Das Pferd ist als Herdentier besonders auf die Anwesenheit und den Kontakt zu Artgenossen angewiesen. Bei Einzelhaltung, aber auch bei Gruppenhaltung, die den Pferden nicht genügend Möglichkeit zum Sicht- und Berührungskontakt geben, besteht erhöhte Gefahr von Verhaltensstörungen, wie z.B. Weben oder Koppen. Ponies sollten nicht als "Gesellschafter" degradiert werden. Sie sind Pferde wie jedes Grosse auch und haben die gleichen Ansprüche (bis auf Raum und Futter)!!
Obwohl wir hier einige Möglichkeiten der Vergesellschaftung mit Pferden aufzeigen, sollte bedacht werden: Ein Pferd ist immmer noch der beste Gesellschafter für ein Pferd!
| Allein lebende Pferde suchen verstärkt Kontakt zu Menschen, Hunden oder Katzen, der aber naturgemäß nur einen bedingten Ersatz für fehlende Artgenossen sein kann. Man tut diesen Pferden einen großen Gefallen, wenn man ihnen Gesellschafter gibt, mit denen sie die Box teilen. Hier eignen sich besonders Esel und Ziegen, Schafe weniger, da sie zu ängstlich sind.
| Mehrere Gesellschafter in einer Box irritieren allerdings das Pferd und erfüllen nicht ihren Zweck.
Sicherlich wünscht man vielen Pferden Gesellschafter in der Box, jedoch darf dabei nicht übersehen werden, daß auch sie entsprechende Aufmerksamkeit und Pflege benötigen, um ihren Dienst erfüllen zu können.
Gesellschafter Esel
Esel sind von Natur aus ruhige, verträgliche und genügsame Tiere.

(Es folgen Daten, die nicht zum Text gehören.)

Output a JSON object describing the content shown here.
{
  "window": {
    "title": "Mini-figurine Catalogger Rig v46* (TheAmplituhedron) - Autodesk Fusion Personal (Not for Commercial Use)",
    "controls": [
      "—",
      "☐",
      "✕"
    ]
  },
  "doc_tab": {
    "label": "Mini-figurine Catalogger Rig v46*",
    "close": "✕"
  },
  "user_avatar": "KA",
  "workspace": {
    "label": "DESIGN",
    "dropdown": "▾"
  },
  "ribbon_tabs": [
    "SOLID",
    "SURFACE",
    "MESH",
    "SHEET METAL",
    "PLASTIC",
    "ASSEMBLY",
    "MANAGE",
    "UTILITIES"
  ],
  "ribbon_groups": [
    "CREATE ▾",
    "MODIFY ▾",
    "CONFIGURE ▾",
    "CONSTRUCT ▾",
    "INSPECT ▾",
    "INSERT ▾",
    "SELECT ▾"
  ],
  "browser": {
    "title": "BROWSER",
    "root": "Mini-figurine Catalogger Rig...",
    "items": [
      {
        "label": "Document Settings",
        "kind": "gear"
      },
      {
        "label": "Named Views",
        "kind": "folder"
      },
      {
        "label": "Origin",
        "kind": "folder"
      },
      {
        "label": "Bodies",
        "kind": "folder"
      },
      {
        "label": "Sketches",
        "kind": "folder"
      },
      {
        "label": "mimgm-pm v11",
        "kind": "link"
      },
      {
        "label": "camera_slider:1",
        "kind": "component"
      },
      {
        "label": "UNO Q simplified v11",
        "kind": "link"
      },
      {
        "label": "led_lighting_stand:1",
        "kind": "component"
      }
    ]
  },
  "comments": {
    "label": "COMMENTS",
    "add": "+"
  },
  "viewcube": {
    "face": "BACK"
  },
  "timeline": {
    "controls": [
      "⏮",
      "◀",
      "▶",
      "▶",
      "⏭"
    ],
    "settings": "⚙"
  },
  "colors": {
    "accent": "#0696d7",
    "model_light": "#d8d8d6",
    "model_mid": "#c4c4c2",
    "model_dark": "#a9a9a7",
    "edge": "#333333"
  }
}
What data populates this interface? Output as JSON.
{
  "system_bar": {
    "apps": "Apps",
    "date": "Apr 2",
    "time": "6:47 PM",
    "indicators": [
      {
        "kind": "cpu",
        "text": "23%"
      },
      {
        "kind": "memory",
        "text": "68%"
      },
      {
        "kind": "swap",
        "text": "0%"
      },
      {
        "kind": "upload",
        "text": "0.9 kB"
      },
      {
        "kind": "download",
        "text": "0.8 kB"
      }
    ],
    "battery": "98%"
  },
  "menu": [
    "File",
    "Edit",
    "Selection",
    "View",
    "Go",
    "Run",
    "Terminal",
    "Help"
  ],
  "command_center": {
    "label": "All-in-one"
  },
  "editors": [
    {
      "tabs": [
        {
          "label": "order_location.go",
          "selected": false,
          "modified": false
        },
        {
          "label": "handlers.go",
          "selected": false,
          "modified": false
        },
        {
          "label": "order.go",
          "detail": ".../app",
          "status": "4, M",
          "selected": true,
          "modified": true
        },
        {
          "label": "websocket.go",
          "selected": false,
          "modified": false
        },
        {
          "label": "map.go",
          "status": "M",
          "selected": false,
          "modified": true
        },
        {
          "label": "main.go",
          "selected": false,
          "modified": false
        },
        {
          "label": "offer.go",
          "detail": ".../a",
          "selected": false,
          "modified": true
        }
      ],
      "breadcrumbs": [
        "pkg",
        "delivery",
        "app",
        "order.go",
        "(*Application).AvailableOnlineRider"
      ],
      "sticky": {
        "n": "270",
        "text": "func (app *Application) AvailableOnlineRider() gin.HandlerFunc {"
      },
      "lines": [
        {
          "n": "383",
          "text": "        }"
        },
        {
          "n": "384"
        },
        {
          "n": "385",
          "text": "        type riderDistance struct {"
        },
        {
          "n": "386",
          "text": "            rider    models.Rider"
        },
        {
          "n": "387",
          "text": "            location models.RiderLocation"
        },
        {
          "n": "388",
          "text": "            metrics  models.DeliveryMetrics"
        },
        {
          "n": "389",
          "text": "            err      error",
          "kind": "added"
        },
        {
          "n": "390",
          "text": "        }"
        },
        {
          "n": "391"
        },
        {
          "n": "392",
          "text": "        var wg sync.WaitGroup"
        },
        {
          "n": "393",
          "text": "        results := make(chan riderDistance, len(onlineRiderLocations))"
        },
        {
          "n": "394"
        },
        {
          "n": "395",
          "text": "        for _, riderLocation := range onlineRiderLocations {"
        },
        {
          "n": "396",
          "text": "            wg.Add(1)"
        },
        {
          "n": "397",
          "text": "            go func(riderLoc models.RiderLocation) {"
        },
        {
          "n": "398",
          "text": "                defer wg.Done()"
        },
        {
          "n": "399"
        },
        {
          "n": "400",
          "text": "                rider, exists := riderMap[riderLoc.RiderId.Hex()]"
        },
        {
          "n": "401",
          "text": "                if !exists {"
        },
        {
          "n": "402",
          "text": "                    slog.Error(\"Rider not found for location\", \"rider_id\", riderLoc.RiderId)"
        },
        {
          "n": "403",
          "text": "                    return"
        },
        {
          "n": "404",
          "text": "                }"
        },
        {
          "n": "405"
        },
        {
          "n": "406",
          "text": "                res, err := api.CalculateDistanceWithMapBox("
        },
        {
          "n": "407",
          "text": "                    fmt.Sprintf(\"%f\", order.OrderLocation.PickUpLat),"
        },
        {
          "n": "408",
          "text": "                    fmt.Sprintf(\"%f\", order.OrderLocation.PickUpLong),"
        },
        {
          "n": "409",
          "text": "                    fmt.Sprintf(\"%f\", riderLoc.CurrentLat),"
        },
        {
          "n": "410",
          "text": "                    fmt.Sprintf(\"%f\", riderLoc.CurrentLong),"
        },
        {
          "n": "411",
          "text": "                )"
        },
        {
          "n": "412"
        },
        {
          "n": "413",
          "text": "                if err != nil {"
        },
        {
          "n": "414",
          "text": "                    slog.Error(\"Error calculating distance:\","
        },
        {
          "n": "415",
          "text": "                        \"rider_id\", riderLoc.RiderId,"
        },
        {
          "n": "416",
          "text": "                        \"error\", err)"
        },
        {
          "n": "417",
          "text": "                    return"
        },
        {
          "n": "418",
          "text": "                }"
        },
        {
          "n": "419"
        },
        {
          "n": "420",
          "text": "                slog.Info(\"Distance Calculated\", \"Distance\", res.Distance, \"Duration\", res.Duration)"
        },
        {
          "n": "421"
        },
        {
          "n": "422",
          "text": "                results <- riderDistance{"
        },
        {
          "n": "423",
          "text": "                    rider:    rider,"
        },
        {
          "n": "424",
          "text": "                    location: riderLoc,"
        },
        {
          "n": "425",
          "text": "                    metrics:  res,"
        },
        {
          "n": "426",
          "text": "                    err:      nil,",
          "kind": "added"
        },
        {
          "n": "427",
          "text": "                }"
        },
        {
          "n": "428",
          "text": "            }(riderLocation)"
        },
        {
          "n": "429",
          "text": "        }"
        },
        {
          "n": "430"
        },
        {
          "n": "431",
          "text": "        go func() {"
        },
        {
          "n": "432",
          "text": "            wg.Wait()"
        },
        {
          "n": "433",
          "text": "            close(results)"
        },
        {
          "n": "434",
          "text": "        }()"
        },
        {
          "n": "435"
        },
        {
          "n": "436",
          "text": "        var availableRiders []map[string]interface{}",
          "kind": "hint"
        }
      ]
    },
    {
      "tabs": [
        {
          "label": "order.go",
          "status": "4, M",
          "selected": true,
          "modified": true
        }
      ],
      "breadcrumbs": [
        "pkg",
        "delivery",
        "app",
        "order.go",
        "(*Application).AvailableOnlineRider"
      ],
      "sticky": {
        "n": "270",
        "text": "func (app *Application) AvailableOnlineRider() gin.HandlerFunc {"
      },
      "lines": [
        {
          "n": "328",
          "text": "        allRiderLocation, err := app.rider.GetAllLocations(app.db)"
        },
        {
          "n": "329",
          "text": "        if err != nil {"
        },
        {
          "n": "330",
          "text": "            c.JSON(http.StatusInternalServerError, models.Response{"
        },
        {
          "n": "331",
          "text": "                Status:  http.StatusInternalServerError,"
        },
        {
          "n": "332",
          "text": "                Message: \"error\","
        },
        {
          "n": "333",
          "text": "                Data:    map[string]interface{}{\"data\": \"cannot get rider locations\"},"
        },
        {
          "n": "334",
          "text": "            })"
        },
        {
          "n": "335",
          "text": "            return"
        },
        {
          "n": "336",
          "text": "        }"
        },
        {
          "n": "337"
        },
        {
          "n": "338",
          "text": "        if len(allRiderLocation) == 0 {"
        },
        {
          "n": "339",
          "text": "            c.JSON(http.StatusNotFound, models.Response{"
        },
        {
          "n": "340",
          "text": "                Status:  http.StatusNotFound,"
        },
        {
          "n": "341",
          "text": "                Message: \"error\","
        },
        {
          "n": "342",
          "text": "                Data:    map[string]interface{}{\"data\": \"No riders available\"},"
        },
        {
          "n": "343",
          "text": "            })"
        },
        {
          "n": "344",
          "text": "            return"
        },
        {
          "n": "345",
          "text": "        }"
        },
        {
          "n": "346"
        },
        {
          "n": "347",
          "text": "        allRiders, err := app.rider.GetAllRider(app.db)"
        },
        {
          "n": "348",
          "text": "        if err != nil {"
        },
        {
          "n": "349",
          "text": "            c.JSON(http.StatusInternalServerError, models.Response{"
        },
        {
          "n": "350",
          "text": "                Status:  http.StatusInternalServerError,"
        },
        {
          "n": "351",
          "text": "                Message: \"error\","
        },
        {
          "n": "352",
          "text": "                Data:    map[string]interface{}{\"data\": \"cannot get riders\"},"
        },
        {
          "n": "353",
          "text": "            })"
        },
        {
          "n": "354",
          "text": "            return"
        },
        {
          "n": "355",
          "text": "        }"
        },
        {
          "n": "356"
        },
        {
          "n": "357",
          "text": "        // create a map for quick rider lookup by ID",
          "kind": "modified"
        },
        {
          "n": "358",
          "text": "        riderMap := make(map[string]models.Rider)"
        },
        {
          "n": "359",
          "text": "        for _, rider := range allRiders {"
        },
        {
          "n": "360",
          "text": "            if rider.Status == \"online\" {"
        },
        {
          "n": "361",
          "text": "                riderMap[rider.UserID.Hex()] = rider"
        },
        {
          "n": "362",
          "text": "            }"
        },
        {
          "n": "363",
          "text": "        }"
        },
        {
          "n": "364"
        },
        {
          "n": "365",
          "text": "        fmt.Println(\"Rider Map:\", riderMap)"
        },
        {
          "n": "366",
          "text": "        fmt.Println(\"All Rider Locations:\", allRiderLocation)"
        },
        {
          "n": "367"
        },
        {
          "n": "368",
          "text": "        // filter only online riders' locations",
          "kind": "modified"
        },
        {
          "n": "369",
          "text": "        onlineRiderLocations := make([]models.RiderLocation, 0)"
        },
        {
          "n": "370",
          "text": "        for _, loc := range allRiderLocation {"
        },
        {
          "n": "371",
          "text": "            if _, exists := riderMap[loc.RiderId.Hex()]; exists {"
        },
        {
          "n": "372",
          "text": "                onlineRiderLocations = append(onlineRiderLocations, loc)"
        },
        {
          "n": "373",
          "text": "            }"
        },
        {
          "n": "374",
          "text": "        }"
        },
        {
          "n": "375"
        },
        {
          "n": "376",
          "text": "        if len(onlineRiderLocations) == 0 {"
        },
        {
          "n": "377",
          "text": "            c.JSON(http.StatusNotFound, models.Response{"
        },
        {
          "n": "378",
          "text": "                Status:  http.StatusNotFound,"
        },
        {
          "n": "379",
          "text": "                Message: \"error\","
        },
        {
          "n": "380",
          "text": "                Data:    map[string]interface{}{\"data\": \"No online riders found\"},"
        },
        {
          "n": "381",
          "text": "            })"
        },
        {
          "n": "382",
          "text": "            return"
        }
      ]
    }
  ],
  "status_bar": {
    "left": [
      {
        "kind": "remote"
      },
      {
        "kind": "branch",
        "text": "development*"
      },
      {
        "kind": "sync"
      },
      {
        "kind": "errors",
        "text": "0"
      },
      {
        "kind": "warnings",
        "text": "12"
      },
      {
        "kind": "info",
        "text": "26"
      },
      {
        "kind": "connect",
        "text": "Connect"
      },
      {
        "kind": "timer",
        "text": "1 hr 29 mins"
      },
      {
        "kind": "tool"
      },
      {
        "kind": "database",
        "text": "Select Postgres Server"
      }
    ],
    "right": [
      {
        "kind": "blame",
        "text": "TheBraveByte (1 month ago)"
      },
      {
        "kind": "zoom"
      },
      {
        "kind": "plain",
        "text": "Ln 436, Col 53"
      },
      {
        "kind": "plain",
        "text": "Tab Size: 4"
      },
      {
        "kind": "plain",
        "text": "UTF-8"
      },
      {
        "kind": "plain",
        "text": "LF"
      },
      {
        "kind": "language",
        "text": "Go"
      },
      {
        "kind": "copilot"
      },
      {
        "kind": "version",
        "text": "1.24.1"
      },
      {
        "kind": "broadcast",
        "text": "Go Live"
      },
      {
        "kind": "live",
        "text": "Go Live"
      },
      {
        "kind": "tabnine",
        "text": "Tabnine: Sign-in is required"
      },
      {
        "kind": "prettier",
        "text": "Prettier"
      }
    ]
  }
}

Ein Esel wird auch während der Weideperiode gerne einer Gruppe Jungpferde zugesellt, um hier als "ruhendes Element" zu wirken. Die Haltung von Eseln unterscheidet sich von der Pferde(Pony)haltung, da Esel aus trockenem Klima kommen, vertragen sie keine Nässe (Regen). Da Esel, wenn sie mit einem Pferd zusammenstehen, bei Regen nicht von alleine in den Stall gehen (wenn das Pferd es nicht tut), muss man dann beide um des Esels Willen einsperren.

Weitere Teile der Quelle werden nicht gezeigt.